Prenez le train des bonnes affaires


Temps de trajet réduits, grands travaux, installation d'entreprises, le prix de l'immobilier des villes traversées par le train à grande vitesse devrait franchir un nouveau palier, malgré l'attentisme actuel.

L'Est attend encore son effet TGV. Le 10 juin, le train à grande vitesse reliera Paris à Strasbourg en deux heures vingt (une heure cinquante à l'horizon 2010 avec l'achèvement du dernier tronçon entre Metz et la capitale alsacienne) et fera de Reims une banlieue de Paris, avec quarante-cinq minutes de trajet, mais ses conséquences sur les marchés immobiliers locaux restent encore à mesurer. Paradoxalement, c'est peut-être une aubaine pour les investisseurs à l'heure où les prix marquent le pas. « L'effet TGV n'est pas immédiat, mais se produit à coup sûr : regardez le décollage économique de Marseille. Il n'y a pas de raison pour que des villes comme Strasbourg, Metz, Nancy ou Reims ne bénéficient pas du même essor », martèle René Pallincourt, président de la Fnaim. La valorisation de l'immobilier en Champagne-Ardenne, en Alsace et en Lorraine, régions parmi les moins chères de France, se poursuit à un rythme soutenu - à défaut d'être spectaculaire -, à 6,6 %, en glissement annuel, au premier trimestre 2007, soit au-dessus de la moyenne nationale, selon la Fnaim. Certes, les professionnels du secteur observent un certain tassement depuis quelques mois. Mais les grands chantiers de rénovation prévus dans les villes traversées et les réelles potentialités en termes de développement économique laissent augurer une valorisation, au moins sur le long terme. Les vendeurs l'ont bien compris, même s'ils sont pour l'heure trop gourmands. « Ils proposent des prix de 20 à 30 % au-dessus du marché, mais la demande ne suit pas encore », explique un agent immobilier nancéien. Le mot d'ordre pour faire une bonne affaire ? Négocier ! L'impact sur la montée des prix dépend d'effets économiques collatéraux, comme l'implantation de nouvelles entreprises ou l'élargissement des bassins d'emplois grâce à des temps de trajet réduits, et il se mesure en années. Il en va ainsi de Nancy et de Metz, qui rénovent les pourtours de leurs gares respectives sur plusieurs hectares, de Reims, qui souhaite jouer de sa nouvelle proximité avec la capitale pour faire venir des entreprises parisiennes en quête d'un foncier peu cher, ou encore de Strasbourg, qui tente une refonte complète de ses quartiers en déshérence.

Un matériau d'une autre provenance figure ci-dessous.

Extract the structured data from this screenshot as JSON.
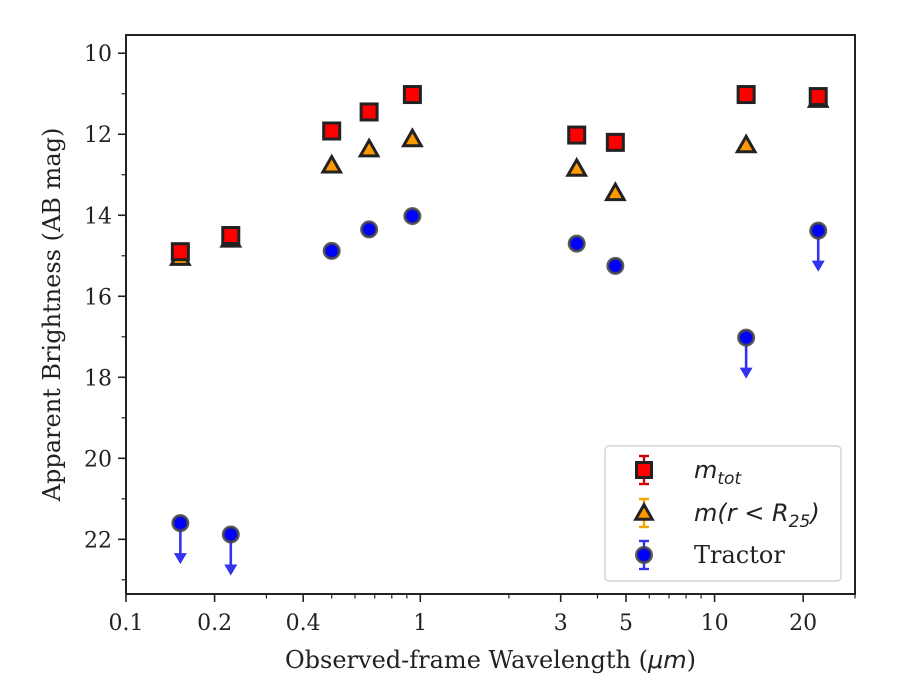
{
  "chart_data": {
    "type": "scatter",
    "title": "",
    "xlabel": "Observed-frame Wavelength (",
    "xlabel_unit": "μm",
    "xlabel_close": ")",
    "ylabel": "Apparent Brightness (AB mag)",
    "x_scale": "log",
    "y_inverted": true,
    "xlim": [
      0.1,
      30
    ],
    "ylim": [
      23.35,
      9.55
    ],
    "x_ticks": [
      {
        "value": 0.1,
        "label": "0.1"
      },
      {
        "value": 0.2,
        "label": "0.2"
      },
      {
        "value": 0.4,
        "label": "0.4"
      },
      {
        "value": 1,
        "label": "1"
      },
      {
        "value": 3,
        "label": "3"
      },
      {
        "value": 5,
        "label": "5"
      },
      {
        "value": 10,
        "label": "10"
      },
      {
        "value": 20,
        "label": "20"
      }
    ],
    "x_minor_ticks": [
      0.3,
      0.5,
      0.6,
      0.7,
      0.8,
      0.9,
      2,
      4,
      6,
      7,
      8,
      9,
      30
    ],
    "y_ticks": [
      {
        "value": 10,
        "label": "10"
      },
      {
        "value": 12,
        "label": "12"
      },
      {
        "value": 14,
        "label": "14"
      },
      {
        "value": 16,
        "label": "16"
      },
      {
        "value": 18,
        "label": "18"
      },
      {
        "value": 20,
        "label": "20"
      },
      {
        "value": 22,
        "label": "22"
      }
    ],
    "y_minor_ticks": [
      11,
      13,
      15,
      17,
      19,
      21,
      23
    ],
    "legend_position": "lower-right",
    "series": [
      {
        "key": "mtot",
        "legend_base": "m",
        "legend_sub": "tot",
        "marker": "square",
        "color": "#ff0000",
        "edge_color": "#222222",
        "errbar_color": "#cc0000",
        "points": [
          {
            "x": 0.153,
            "y": 14.9
          },
          {
            "x": 0.227,
            "y": 14.5
          },
          {
            "x": 0.5,
            "y": 11.92
          },
          {
            "x": 0.67,
            "y": 11.45
          },
          {
            "x": 0.94,
            "y": 11.02
          },
          {
            "x": 3.4,
            "y": 12.02
          },
          {
            "x": 4.6,
            "y": 12.2
          },
          {
            "x": 12.8,
            "y": 11.02
          },
          {
            "x": 22.5,
            "y": 11.07
          }
        ]
      },
      {
        "key": "mr25",
        "legend_base": "m",
        "legend_mid": "(r < R",
        "legend_sub": "25",
        "legend_end": ")",
        "marker": "triangle",
        "color": "#ff9900",
        "edge_color": "#222222",
        "errbar_color": "#f0a500",
        "points": [
          {
            "x": 0.153,
            "y": 15.05
          },
          {
            "x": 0.227,
            "y": 14.6
          },
          {
            "x": 0.5,
            "y": 12.77
          },
          {
            "x": 0.67,
            "y": 12.37
          },
          {
            "x": 0.94,
            "y": 12.12
          },
          {
            "x": 3.4,
            "y": 12.85
          },
          {
            "x": 4.6,
            "y": 13.45
          },
          {
            "x": 12.8,
            "y": 12.27
          },
          {
            "x": 22.5,
            "y": 11.15
          }
        ]
      },
      {
        "key": "tractor",
        "legend_label": "Tractor",
        "marker": "circle",
        "color": "#0000ff",
        "edge_color": "#444444",
        "errbar_color": "#3333ee",
        "points": [
          {
            "x": 0.153,
            "y": 21.6,
            "upper_limit": true
          },
          {
            "x": 0.227,
            "y": 21.88,
            "upper_limit": true
          },
          {
            "x": 0.5,
            "y": 14.88
          },
          {
            "x": 0.67,
            "y": 14.35
          },
          {
            "x": 0.94,
            "y": 14.02
          },
          {
            "x": 3.4,
            "y": 14.7
          },
          {
            "x": 4.6,
            "y": 15.25
          },
          {
            "x": 12.8,
            "y": 17.02,
            "upper_limit": true
          },
          {
            "x": 22.5,
            "y": 14.38,
            "upper_limit": true
          }
        ]
      }
    ]
  }
}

Villes en chantier pour investisseurs

Pour un investissement locatif avec une éventuelle plus-value à la revente, mieux vaut d'ailleurs miser sur les villes en chantier. A Metz, aux abords de la gare, en lieu et place d'un vieux centre de tri postal, d'une caserne désaffectée et d'une prison en cours de délocalisation, doit émerger le quartier de l'Amphithéâtre. Des espaces verts, près de 1 500 logements, 50 000 mètres carrés de bureaux, 30 000 de commerces, un centre de congrès ainsi qu'une annexe du centre Pompidou sont prévus. Ce chantier devrait durer une dizaine d'années. Aujourd'hui, un appartement proche de la gare, dans un immeuble des années 1970, se négocie entre 1 800 et 2 000 euros du mètre carré. Et dès que l'on se rapproche du centre, où l'on peut se rendre à pied en quelques minutes, les immeubles chics haussmanniens se négocient plus cher. Place Raymond-Mandon, par exemple, à quelques encablures de la nouvelle desserte, un appartement de 120 m2, au dernier étage d'un bâtiment du xixe, a été cédé 320 000 euros, soit plus de 2 600 euros le mètre carré.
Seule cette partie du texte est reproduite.